Lindy competes in a crowded no-code automation space that includes Zapier's AI layer, Make, and a growing number of agent-specific platforms like Relay.app and Cassidy. What differentiates Lindy's pitch is its focus on agents that can reason and take multi-step actions across integrated tools, rather than simple trigger-action automation. Whether that distinction holds up at enterprise scale is the question this funding round is designed to answer.

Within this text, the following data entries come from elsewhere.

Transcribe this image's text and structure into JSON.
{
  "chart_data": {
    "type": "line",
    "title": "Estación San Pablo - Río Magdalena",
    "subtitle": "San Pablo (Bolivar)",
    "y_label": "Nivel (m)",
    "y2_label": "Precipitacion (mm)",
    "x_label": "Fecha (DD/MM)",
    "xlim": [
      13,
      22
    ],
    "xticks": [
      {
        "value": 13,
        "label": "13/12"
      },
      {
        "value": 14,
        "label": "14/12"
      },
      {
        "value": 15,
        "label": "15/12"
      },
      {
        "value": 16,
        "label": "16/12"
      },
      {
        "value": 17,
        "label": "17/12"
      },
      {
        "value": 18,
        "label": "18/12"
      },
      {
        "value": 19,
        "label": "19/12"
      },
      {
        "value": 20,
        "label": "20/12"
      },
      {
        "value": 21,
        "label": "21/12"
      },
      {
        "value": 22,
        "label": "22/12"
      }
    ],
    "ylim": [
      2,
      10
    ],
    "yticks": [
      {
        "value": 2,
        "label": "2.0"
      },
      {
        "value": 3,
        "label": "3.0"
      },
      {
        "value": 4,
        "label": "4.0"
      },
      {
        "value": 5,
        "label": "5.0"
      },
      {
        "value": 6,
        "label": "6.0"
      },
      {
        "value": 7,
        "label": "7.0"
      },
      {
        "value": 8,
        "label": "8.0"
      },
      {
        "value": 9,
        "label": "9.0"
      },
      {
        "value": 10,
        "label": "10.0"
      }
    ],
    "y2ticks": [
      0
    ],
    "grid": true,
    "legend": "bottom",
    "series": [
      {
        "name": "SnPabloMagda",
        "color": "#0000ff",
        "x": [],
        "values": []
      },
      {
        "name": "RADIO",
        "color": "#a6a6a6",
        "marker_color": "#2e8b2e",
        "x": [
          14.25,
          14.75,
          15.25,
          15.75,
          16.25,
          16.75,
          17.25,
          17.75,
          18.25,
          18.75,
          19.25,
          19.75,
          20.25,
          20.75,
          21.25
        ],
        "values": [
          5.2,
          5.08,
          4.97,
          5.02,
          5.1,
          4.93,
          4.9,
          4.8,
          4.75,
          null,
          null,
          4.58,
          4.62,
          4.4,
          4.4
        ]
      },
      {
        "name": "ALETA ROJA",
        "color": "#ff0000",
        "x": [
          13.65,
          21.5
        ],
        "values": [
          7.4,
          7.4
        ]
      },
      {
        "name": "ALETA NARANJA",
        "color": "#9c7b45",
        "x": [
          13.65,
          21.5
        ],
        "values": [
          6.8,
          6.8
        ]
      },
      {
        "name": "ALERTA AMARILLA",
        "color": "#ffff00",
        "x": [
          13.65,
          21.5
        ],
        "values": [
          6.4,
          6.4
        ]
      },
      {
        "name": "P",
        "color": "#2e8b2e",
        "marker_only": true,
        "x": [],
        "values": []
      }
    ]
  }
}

The a16z backing is notable given the firm's active portfolio in the agentic AI space, including investments in competing or adjacent platforms. The enterprise marketplace expansion suggests Lindy is moving up-market deliberately, which will test whether its no-code simplicity can survive the compliance, security, and customization demands that enterprise buyers typically bring.
Panel Takes
The Founder
Business & Market
“The buyer here is a VP of Operations or RevOps lead pulling from a software automation budget — that's a real, existing budget line, which is more than most agent startups can say. The moat question is what keeps this from being eaten by Salesforce Flow or SAP's own automation layer once those teams ship 80% of the value for free to existing customers. The enterprise marketplace is a smart expansion move only if Lindy gets sticky enough through workflow integration before the platform players wake up — and a16z's check gives them maybe 18 months to find out.”
The Skeptic
Reality Check
“No-code agent builders are a category that demos in 90 seconds and collapses the moment a real enterprise workflow touches it — conditional logic, error handling, and compliance requirements are where these tools go to die. The specific scenario that kills Lindy is an enterprise IT team asking for SSO, audit logs, and a data residency guarantee on the same day, because no-code platforms consistently underbuild the infrastructure layer while overbuilding the drag-and-drop surface. What kills this in 12 months is Salesforce shipping an Agentforce no-code tier that's already inside the CRM where the data actually lives — Lindy's biggest integration is also its biggest existential threat.”
The PM
Product Strategy
“The job-to-be-done is clear — let a business operator automate a multi-step workflow without filing an IT ticket — and that's a real, painful job with an obvious budget. The risk is that 'agent marketplace' is a feature checklist dressed up as a product strategy: a library of pre-built agents only works if the agents are opinionated enough to be immediately useful, not so generic that users spend three hours configuring them before getting value. If Lindy's onboarding puts a non-technical user at a working, live agent in under 10 minutes without touching a configuration screen, that's a ship — but marketplace expansions historically make onboarding worse, not better.”
The Futurist
Big Picture
“The thesis Lindy is betting on is falsifiable: enterprise AI adoption is blocked by the integration and operator gap, not model capability, and the team that wins is the one that owns the middleware layer between SaaS systems and business-logic agents before the SaaS platforms close that gap themselves. The second-order effect if this works is interesting — it shifts who in an organization has the power to build automation from IT and RevOps engineers to individual contributors and department heads, which is a genuine power redistribution inside companies, not just a productivity story. The dependency that has to hold is that Salesforce, SAP, and HubSpot don't each ship a competent native agent layer in the next 24 months, which is a dependency I wouldn't want to stake $75M on.”